Des symbioses diazotrophes invertébrées ont été rapportées dans les systèmes récifaux, y compris des éponges récifales qui acquièrent de l’azote fixé via des cyanobactéries associées (Wilkinson et Fay, 1979). Des cyanobactéries et des bactéries symbiotiques sont trouvées dans presque toutes les éponges marines (Mohamed et al., 2006 ; Thacker, 2005) et peuvent former des associations mutualistes avec les hôtes, surtout si le symbiote fournit du C ou du N fixe. La cyanobactérie Oscillatoria spongieliae a été trouvée dans plusieurs espèces d’éponges, y compris l’éponge récifale Dysidea herbacea sur la Grande Barrière de Corail (GBR) (Flowers et al., 1998 ; Ridley et al., 2005).

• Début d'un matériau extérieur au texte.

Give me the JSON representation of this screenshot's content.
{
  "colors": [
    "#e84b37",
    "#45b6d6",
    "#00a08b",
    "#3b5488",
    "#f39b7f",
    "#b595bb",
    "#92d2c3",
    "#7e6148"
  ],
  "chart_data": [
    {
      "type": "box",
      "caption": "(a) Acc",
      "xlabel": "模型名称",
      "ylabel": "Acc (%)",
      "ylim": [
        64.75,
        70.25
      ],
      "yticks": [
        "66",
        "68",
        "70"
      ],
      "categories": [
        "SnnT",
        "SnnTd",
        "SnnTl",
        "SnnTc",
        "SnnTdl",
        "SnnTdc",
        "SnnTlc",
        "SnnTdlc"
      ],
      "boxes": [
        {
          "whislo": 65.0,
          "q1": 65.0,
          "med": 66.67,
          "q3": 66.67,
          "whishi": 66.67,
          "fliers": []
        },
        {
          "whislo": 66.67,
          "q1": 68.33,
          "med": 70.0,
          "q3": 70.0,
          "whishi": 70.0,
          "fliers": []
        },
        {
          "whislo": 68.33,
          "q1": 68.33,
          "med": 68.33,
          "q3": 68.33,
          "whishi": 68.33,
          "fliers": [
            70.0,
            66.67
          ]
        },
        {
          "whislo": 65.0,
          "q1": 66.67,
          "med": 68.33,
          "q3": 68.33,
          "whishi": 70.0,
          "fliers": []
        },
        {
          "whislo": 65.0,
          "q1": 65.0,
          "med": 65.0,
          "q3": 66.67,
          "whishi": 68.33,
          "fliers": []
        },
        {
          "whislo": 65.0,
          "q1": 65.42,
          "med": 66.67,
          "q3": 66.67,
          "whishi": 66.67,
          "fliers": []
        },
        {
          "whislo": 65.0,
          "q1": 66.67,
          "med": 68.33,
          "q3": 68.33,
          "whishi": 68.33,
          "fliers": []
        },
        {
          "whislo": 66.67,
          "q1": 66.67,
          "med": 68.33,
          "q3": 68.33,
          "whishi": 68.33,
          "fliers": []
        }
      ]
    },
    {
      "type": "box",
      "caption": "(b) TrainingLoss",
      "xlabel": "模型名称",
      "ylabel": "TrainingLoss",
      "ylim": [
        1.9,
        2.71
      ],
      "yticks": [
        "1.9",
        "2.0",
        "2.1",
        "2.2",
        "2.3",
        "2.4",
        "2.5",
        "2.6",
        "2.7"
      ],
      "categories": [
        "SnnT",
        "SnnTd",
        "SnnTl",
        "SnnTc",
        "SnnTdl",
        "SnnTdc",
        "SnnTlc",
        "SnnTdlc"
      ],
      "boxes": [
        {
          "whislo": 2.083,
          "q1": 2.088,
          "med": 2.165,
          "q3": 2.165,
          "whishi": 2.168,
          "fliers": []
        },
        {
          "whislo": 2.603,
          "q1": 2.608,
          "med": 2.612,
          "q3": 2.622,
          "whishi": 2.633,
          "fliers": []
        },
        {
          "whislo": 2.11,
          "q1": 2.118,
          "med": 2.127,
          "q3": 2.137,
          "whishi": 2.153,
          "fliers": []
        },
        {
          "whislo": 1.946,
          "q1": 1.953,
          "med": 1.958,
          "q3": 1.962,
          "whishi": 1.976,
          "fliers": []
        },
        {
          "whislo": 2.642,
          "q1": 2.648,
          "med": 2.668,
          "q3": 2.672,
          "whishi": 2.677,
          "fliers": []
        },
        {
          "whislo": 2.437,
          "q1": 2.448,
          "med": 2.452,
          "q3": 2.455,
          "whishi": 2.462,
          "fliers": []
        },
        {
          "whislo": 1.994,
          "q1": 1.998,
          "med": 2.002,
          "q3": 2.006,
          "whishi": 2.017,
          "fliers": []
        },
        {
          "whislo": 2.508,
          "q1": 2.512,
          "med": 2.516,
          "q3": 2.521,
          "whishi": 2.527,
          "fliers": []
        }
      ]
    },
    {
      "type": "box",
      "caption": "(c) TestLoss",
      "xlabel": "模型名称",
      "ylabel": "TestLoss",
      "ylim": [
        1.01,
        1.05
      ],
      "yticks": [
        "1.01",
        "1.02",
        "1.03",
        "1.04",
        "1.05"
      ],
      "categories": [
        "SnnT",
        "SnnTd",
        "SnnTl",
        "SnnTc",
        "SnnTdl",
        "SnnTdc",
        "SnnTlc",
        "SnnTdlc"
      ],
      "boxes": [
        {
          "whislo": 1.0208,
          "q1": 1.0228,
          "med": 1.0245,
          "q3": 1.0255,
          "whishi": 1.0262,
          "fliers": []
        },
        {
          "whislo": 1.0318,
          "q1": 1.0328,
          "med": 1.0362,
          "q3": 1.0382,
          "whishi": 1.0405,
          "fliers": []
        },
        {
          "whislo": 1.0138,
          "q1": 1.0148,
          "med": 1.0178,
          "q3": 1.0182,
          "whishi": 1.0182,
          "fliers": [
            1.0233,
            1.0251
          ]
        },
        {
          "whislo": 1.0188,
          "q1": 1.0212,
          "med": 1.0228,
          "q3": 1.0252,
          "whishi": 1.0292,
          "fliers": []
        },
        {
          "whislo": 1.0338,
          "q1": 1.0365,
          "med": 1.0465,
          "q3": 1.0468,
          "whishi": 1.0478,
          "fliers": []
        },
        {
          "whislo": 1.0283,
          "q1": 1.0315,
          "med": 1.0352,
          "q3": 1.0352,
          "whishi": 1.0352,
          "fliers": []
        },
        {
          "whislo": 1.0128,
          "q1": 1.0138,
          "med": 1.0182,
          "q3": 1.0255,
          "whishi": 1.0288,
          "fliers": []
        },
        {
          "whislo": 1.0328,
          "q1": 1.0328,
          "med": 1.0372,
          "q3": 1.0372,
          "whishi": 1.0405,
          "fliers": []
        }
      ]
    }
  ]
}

Synechococcus a également été décrit à partir de plusieurs espèces d’éponges, qui sont génétiquement distinctes des espèces planctoniques libres de Synechococcus (Thacker, 2005). Dans certains cas, les produits métaboliques (par exemple, le carbone fixé) sont transférés du symbiote à l’hôte (Arillo et al., 1993). Cependant, dans la plupart des cas, les relations entre l’hôte et le symbiote ne sont pas bien définies (Ridley et al., 2005).

La translocation potentielle de N des fixateurs d’azote aux hôtes a également été étudiée. Une activité nitrogénase aurait été associée à une association intacte Procholoron-Ascidien (Lissoclinum sp.) (Paerl, 1984), bien que l’activité n’ait pas pu être directement détectée par le symbiote isolé (Odintsov, 1991). Il a été déterminé par la suite qu’au moins une partie de l’azote cellulaire était dérivée (directement ou indirectement) de la fixation de N2, en se basant sur le faible rapport isotopique de 15N/14N dans les associations de Lissoclinum sp. (Kline et Lewin, 1999). Des diazotrophes ont également été trouvés associés à des coraux (Frias-Lopez et al., 2002 ; Rohwer et al., 2001, 2002 ; Shashar et al., 1994a,b) avec une fixation de l’azote mesurée dans certains coraux vivants (Shashar et al., 1994a,b ; Williams et al., 1987). Plus récemment, la présence d’une cyanobactérie coccoïde diazotrophe a également été signalée dans les tissus de certaines espèces du corail Montastrea (Lesser et al., 2004). De manière intéressante, il a été en outre démontré par des analyses de δ N que les zooxanthelles des colonies caribéennes de Montastraea cavernosa qui contiennent la cyanobactérie endosymbiotique acquièrent de l’azote à partir de la cyanobactérie fixatrice d’azote plutôt que de l’hôte corallien (Lesser et al., 2007).